Japan’s SLIM spacecraft landed on the moon – but it’s having problems


Illustration of the SLIM spacecraft

JAXA

Japan’s Smart Lander for Investigating Moon (SLIM) has touched down on the lunar surface. The spacecraft is not operating perfectly, but the successful landing follows a series of recent lunar landing failures by governments and commercial spaceflight firms, so it is still encouraging for the international effort to explore the moon. This landing makes Japan the fifth nation to land on the moon, following the US, the Soviet Union, China and India.

The Japan Aerospace Exploration Agency (JAXA) launched SLIM in September 2023 and the craft took a long, looping path to the moon, circling Earth several times to save on fuel. Since December, it has been orbiting the moon, taking images of the surface and preparing for landing.

The touchdown on 19 January marks the first use of a technology that engineers have nicknamed “smart eyes”, which allowed SLIM to target its landing spot with extreme precision.
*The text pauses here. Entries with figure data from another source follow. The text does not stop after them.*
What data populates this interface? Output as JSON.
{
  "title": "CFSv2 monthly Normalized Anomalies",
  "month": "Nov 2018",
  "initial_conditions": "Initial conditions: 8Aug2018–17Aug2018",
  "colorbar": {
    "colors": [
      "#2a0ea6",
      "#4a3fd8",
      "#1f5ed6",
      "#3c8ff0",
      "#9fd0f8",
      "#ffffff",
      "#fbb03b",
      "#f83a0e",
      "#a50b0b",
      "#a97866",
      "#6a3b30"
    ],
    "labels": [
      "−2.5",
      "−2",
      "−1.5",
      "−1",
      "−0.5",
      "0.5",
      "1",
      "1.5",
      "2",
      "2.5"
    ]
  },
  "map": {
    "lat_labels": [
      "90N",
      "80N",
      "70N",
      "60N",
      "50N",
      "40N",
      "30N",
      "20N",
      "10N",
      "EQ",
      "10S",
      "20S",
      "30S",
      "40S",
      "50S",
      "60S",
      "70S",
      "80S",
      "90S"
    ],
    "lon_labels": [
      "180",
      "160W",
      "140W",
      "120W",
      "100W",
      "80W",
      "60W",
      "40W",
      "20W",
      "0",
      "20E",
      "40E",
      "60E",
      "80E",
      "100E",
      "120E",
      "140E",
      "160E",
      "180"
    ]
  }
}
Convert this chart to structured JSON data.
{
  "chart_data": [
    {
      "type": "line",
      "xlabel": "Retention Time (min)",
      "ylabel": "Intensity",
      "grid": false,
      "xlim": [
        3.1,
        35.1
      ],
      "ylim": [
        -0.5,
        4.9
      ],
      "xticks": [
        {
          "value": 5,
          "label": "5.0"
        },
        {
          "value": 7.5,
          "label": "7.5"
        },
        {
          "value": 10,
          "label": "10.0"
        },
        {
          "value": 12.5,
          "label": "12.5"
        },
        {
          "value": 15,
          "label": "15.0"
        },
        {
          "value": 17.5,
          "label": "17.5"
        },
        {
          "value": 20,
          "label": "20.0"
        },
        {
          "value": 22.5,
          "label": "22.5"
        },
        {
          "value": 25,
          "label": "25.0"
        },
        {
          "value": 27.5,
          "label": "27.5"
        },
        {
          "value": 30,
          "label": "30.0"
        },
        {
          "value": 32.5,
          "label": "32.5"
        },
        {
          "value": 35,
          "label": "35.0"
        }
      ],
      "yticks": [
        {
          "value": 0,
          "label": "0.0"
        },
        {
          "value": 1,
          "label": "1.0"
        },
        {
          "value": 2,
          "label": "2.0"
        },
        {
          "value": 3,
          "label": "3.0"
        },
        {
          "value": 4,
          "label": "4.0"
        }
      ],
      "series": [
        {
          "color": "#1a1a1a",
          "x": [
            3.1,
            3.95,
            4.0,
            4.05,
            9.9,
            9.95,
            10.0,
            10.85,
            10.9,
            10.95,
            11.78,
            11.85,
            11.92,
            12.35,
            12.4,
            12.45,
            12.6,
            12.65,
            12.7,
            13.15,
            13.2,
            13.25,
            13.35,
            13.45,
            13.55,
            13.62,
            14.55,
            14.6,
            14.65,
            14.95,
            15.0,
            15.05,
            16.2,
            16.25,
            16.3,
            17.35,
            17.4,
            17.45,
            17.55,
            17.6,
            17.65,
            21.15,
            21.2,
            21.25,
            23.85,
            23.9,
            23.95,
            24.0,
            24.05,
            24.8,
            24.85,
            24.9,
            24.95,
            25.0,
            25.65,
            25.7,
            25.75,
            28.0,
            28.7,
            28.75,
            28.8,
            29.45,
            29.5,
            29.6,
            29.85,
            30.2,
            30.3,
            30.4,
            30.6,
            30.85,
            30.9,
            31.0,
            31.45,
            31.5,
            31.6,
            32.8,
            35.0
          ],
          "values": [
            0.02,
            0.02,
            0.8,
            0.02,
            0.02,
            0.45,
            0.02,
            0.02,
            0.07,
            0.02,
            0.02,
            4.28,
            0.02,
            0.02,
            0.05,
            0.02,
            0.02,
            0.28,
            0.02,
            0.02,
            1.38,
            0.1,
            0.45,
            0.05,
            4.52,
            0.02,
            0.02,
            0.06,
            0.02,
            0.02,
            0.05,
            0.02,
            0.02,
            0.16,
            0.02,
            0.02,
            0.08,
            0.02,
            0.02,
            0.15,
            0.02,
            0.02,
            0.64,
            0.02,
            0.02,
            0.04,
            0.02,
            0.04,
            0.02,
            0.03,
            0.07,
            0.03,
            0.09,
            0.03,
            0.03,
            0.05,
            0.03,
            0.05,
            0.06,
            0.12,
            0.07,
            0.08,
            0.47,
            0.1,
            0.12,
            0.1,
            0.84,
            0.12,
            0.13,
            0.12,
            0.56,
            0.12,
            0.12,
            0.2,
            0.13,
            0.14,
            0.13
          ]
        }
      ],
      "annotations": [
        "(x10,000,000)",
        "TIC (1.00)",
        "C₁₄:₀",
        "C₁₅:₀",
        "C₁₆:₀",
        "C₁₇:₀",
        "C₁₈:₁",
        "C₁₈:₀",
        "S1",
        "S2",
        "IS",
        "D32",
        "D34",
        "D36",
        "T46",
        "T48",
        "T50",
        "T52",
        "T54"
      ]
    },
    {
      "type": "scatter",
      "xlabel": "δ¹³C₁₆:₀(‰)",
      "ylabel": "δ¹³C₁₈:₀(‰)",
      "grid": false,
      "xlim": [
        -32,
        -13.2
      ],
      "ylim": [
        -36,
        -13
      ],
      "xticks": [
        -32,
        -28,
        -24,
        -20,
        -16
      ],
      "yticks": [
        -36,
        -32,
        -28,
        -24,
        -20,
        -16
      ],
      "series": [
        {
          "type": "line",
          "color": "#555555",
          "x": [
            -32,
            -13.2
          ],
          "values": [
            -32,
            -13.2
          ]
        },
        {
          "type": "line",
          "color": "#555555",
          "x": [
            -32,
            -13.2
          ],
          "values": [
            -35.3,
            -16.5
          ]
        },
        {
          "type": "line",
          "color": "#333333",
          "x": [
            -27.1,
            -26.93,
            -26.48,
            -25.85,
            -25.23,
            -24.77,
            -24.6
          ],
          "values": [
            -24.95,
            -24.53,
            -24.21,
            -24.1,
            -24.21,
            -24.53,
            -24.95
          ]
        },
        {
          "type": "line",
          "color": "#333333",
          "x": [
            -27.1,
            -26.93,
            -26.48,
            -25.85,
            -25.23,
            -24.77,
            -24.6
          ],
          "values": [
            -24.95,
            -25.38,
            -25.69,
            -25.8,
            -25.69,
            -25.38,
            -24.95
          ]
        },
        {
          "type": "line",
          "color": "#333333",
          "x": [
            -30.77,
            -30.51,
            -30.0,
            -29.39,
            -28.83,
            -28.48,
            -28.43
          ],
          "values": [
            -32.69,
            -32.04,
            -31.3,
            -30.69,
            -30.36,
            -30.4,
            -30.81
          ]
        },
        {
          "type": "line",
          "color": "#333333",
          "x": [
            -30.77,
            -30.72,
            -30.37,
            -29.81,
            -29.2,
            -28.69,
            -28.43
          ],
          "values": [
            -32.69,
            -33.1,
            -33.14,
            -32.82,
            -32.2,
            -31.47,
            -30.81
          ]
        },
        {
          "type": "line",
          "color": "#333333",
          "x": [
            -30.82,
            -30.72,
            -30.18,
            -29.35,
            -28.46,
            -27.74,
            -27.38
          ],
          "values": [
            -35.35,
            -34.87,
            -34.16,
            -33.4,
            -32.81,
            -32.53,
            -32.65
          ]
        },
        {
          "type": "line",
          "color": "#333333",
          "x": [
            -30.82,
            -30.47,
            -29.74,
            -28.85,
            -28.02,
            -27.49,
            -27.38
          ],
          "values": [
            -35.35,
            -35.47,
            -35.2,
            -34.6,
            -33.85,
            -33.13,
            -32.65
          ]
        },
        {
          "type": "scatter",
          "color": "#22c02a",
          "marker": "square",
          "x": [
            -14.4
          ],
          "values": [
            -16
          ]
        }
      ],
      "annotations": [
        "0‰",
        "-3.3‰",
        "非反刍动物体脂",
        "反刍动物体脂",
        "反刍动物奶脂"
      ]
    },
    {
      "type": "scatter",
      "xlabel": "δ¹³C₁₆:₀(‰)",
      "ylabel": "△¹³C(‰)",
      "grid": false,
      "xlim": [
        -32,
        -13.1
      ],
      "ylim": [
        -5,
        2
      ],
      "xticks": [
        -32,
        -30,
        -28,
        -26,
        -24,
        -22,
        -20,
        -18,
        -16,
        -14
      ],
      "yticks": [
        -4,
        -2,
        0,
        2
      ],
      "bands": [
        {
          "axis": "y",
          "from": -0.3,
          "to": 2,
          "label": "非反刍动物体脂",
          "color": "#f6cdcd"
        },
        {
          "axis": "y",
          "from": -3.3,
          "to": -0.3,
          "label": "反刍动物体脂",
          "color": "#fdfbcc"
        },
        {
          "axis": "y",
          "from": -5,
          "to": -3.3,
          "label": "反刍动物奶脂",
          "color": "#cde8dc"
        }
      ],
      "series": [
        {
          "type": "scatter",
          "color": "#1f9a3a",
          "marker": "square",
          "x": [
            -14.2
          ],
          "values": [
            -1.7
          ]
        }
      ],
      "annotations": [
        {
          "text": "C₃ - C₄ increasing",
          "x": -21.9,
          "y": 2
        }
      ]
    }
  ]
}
SLIM compared images from its on-board cameras to data from other spacecraft orbiting the moon to pinpoint its own location, and then autonomously navigated to its landing spot on the slope of Shioli crater. JAXA officials are still working to analyse how well the targeting protocol worked.

Early signals from SLIM suggest that its solar panels don’t seem to be working, so for now the craft is operating on battery power. If the spacecraft operators aren’t able to figure out what is wrong with the solar cells and get them up and running, this could hobble SLIM’s scientific capabilities and drastically reduce its lifespan. The battery power is expected to last only a few hours, according to JAXA officials. It is possible that the spacecraft could regain solar power, but for now JAXA is prioritising returning as much data as possible to Earth before the battery dies.

As it flew down to the lunar surface, SLIM also dropped off two small rovers, each with their own small payload of scientific instruments. One of them is designed to hop around instead of rolling on wheels, and the other is a sphere slightly smaller than a tennis ball, designed by a toy manufacturer to roll across the lunar surface. The rovers seem to be functioning properly.

The landing spot of the spacecraft is potentially important. Previous observations have hinted that there may be materials there that were thrown from the moon’s interior during the impact that formed the crater. SLIM’s scientific instruments could study these minerals to learn about the formation and evolution of the moon. The success of its landing and any scientific data it manages to collect will provide useful data to the many planned spacecraft from all over the world heading to the moon in the coming years.